O BRILHO DA REPETIÇÃO
Conceição dos Bugres é uma personagem que representa muito sobre a arte e a história brasileiras. De origem indígena, nasceu em 1914 no Rio Grande do Sul, mas se mudou ainda menina para Ponta Porã, na fronteira de Mato Grosso do Sul com o Paraguai, expulsa pelos conflitos com os colonizadores europeus do começo do século. Foi na capital, Campo Grande, que ela se estabeleceu como uma das escultoras mais importantes – e quase ocultas – da arte brasileira, até morrer, em 1984.

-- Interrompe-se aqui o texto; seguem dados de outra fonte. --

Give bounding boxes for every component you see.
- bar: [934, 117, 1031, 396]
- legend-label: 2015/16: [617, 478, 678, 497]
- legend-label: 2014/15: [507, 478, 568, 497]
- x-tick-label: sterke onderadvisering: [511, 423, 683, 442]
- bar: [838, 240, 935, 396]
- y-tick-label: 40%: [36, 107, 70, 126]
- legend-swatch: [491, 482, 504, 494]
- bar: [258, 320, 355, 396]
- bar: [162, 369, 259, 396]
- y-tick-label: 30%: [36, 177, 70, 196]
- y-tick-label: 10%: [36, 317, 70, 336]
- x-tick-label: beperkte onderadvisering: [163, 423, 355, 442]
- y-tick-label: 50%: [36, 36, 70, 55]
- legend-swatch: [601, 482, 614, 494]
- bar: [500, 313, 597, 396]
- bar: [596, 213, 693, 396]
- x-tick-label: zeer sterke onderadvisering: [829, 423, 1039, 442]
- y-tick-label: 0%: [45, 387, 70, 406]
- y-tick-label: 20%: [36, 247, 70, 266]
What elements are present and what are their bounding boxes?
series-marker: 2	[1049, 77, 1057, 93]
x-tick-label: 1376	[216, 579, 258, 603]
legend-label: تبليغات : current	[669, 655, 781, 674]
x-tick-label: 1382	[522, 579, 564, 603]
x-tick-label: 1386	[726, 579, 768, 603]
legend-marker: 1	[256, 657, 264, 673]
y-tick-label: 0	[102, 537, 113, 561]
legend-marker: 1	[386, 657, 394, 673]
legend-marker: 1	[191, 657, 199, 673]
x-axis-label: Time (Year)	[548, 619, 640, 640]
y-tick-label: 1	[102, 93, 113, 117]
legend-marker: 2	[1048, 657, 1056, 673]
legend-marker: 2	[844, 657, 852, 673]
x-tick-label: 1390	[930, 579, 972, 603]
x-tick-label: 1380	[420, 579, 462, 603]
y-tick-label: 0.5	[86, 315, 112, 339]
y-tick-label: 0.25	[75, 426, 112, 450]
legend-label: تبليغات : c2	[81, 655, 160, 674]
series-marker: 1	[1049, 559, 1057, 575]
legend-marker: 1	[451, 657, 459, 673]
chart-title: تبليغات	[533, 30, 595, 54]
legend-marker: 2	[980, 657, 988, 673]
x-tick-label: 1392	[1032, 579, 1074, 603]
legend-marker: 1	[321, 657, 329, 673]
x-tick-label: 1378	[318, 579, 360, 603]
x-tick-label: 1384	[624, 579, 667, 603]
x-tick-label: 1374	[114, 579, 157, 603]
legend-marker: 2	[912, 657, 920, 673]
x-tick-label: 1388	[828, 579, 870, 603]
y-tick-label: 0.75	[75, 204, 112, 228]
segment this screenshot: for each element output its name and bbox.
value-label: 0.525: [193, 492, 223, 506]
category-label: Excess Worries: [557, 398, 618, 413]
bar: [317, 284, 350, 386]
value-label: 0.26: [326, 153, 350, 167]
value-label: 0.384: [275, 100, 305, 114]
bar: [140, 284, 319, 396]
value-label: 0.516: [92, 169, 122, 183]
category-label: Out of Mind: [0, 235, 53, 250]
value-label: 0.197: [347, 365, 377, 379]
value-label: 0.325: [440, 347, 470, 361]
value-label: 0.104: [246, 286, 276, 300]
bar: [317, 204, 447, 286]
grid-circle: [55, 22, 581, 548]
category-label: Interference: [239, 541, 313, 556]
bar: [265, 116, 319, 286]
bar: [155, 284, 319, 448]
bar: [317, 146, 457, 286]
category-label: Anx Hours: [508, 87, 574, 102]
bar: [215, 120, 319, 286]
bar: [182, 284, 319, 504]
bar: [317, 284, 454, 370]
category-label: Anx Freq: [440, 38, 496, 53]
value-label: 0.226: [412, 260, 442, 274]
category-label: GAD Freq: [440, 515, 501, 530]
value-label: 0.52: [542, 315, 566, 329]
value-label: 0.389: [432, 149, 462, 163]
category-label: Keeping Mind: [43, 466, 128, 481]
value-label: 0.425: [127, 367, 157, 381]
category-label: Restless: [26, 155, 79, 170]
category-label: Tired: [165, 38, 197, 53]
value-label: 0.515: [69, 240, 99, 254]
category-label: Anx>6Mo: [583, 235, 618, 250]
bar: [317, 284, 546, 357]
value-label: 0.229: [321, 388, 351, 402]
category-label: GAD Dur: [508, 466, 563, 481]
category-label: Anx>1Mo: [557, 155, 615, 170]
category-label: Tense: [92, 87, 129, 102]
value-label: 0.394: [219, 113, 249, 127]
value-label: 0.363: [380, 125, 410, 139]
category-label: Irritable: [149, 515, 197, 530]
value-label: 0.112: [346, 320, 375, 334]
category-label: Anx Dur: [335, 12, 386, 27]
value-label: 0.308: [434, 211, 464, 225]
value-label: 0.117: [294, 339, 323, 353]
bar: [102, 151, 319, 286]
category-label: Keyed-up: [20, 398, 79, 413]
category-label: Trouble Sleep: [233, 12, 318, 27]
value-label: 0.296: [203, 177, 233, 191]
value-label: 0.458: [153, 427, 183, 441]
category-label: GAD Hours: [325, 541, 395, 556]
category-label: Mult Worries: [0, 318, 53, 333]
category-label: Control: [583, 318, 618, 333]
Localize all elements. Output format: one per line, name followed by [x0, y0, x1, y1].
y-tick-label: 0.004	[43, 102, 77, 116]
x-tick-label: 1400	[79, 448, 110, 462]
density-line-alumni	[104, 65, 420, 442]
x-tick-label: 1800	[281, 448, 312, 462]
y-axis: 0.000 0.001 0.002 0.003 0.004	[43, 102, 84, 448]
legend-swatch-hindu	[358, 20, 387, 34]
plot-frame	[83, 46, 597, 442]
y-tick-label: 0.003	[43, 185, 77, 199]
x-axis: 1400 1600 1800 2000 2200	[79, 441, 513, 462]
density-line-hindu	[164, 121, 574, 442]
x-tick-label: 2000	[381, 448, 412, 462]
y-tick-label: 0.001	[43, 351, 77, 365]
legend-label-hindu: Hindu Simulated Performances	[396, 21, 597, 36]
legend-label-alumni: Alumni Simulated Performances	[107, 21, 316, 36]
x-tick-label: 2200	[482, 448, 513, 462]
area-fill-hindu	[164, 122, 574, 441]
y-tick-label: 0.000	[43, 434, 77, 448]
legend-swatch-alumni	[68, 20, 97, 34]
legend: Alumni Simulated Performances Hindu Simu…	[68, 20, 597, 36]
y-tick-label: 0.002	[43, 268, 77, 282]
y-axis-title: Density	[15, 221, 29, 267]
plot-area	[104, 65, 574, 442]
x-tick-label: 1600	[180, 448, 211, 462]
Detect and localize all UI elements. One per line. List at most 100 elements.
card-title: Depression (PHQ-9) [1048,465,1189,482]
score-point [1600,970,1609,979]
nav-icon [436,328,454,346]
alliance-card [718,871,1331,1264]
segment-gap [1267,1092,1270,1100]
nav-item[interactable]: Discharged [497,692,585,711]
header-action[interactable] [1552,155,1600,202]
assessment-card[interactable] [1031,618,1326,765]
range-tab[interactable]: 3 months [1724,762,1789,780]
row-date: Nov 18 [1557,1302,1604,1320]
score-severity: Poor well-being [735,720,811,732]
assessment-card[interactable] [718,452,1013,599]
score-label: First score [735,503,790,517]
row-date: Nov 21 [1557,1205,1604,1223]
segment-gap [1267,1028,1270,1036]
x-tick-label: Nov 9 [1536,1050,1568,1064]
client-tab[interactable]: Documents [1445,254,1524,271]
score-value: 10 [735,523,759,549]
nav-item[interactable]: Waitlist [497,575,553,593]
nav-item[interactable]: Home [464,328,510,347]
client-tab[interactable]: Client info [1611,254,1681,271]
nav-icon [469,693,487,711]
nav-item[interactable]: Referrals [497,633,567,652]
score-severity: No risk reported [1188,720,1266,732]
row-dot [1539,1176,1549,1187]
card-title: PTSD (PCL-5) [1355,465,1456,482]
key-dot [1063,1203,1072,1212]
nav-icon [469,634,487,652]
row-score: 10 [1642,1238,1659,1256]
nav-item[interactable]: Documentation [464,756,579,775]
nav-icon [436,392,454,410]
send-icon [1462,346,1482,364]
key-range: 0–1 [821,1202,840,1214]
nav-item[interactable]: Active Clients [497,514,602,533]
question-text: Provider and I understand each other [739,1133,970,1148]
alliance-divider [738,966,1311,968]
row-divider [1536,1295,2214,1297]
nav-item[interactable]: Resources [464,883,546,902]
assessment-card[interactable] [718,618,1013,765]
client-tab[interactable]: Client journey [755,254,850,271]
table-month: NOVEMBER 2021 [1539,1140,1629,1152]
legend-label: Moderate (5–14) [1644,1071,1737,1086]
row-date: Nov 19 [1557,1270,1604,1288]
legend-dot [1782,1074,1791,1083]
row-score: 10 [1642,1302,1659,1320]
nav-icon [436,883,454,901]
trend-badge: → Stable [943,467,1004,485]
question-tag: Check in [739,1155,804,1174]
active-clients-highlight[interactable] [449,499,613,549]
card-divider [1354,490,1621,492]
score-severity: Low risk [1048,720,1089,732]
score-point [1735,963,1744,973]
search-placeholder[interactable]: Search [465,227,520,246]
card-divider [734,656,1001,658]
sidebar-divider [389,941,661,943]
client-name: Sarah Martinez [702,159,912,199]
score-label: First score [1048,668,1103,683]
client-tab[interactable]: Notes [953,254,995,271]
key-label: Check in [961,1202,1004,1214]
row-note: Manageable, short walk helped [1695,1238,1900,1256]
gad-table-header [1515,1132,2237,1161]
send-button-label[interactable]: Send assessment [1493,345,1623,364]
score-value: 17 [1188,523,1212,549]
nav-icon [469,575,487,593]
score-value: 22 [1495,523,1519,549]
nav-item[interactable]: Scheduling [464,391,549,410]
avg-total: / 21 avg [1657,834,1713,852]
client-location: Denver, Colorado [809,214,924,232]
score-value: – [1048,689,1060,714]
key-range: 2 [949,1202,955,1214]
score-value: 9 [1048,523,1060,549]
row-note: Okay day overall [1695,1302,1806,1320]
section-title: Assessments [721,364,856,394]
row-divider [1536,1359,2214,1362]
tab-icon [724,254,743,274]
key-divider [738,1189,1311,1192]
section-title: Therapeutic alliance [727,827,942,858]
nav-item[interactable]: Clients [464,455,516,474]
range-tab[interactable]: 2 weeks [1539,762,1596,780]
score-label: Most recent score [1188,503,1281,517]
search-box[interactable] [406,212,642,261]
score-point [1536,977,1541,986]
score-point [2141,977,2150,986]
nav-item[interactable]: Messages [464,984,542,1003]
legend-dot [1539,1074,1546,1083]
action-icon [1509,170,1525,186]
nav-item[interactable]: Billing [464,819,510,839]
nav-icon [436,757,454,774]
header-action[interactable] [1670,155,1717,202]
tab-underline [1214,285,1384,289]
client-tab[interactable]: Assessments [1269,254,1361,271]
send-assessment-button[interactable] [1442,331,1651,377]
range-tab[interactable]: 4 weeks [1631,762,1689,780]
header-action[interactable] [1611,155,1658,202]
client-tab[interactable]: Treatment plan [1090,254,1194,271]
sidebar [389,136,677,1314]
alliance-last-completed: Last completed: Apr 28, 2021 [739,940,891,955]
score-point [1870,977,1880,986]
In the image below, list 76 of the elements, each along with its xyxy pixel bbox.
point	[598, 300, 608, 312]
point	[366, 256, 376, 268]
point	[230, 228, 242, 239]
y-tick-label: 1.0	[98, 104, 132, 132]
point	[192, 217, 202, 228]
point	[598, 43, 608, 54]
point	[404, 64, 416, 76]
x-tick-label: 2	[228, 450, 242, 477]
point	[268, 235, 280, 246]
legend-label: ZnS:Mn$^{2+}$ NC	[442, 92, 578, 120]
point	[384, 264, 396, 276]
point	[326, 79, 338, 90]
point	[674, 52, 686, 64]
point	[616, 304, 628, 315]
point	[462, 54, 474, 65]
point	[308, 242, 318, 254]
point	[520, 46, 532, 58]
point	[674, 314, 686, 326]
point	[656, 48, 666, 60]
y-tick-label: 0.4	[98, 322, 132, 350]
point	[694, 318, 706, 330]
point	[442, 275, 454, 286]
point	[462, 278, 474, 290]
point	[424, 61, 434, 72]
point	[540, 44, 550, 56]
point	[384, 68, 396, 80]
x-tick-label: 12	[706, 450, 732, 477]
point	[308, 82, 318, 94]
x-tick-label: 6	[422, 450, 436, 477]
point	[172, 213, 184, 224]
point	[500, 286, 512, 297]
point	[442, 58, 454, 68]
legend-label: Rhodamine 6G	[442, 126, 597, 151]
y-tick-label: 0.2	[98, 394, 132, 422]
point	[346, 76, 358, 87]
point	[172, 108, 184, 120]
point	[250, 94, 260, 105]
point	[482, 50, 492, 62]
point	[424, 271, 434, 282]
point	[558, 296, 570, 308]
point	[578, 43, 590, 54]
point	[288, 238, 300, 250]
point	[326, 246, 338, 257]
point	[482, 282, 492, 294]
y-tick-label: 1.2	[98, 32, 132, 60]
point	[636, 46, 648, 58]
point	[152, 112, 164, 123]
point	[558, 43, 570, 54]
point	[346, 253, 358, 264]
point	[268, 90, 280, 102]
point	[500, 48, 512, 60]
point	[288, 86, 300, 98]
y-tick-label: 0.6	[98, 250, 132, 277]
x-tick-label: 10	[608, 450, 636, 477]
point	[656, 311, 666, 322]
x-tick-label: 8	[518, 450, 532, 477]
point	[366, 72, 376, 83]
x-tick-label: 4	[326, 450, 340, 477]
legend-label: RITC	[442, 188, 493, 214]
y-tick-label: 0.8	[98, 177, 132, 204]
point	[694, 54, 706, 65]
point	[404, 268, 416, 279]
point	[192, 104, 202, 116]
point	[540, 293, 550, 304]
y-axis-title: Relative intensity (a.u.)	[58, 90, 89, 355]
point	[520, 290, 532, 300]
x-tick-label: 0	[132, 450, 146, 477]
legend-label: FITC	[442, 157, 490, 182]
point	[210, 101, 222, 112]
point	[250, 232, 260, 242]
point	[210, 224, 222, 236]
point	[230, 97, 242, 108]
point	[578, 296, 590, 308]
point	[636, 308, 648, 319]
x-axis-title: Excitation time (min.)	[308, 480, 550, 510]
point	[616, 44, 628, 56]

Sua intensa criação escultórica ganha agora mostra especial no Masp, reunindo 136 peças sob curadoria de Amanda Carneiro e Fernando Oliva. Com abertura inicialmente prevista para abril, mas ainda dependente das restrições de quarentena na cidade, a expo inaugura o biênio 2021/2022 no museu com recorte temático para as histórias brasileiras. Neste ano, as exposições dedicam-se apenas a artistas mulheres: além de Conceição, a programação principal inclui as brasileiras Erika Verzutti e Maria Martins mais a fotógrafa alemã radicada em São Paulo Gertrudes Altschul.
De todas, Conceição é a que mais tem ligação com o Brasil profundo. Trabalhadora da roça, tirava da natureza a inspiração de seus bugres – totens de tamanhos variados, que levantam muito da discussão sobre as supostas diferenças entre artes plásticas e a arte popular produzida pelos interiores do país, muitas vezes tratadas como de importância menor. A artista costumava falar que “a madeira é que manda”. Sua produção, conta-se, começou num repente, talhando raízes de mandioca. Logo depois, ela partiu para monoblocos de madeira, que iam sendo escavados com facão e machadinha até darem forma a seus bugres – que não deixam nada a dever a clássicos mais conhecidos da escultura mundial, como o romeno Constantin Brâncuși e o suíço Alberto Giacometti.
Ela não tinha intenção de teorizar imensamente sobre seu fazer artístico, pondo na repetição temática a força de trabalho. Aparentemente idênticas a um olhar desatento, o radicalismo estético das peças de Conceição aparece nos detalhes das esculturas, todas remetendo a sua ascendência indígena, com personalidades distintas. A própria palavra “bugre” é recondicionada pela obra, tendo sido originalmente usada de forma pejorativa pelos imigrantes europeus para se referir aos povos nativos que não seguiam o ideário cristão e eram perseguidos pelos colonos no sul do país.
Essa série de figuras míticas encarna a visão de mundo da artista, fortemente ligada à natureza e a suas origens. Essa conexão aparece nos depoimentos que dava sobre suas técnicas – como quando conta que, em um sonho, teve a ideia de “vestir” as esculturas com cera de abelha. Os olhares profundos, nos talhos cobertos por tinta preta, reforçam a expressividade desse exército que marca a posição devida aos povos originários do território brasileiro na história mundial da arte.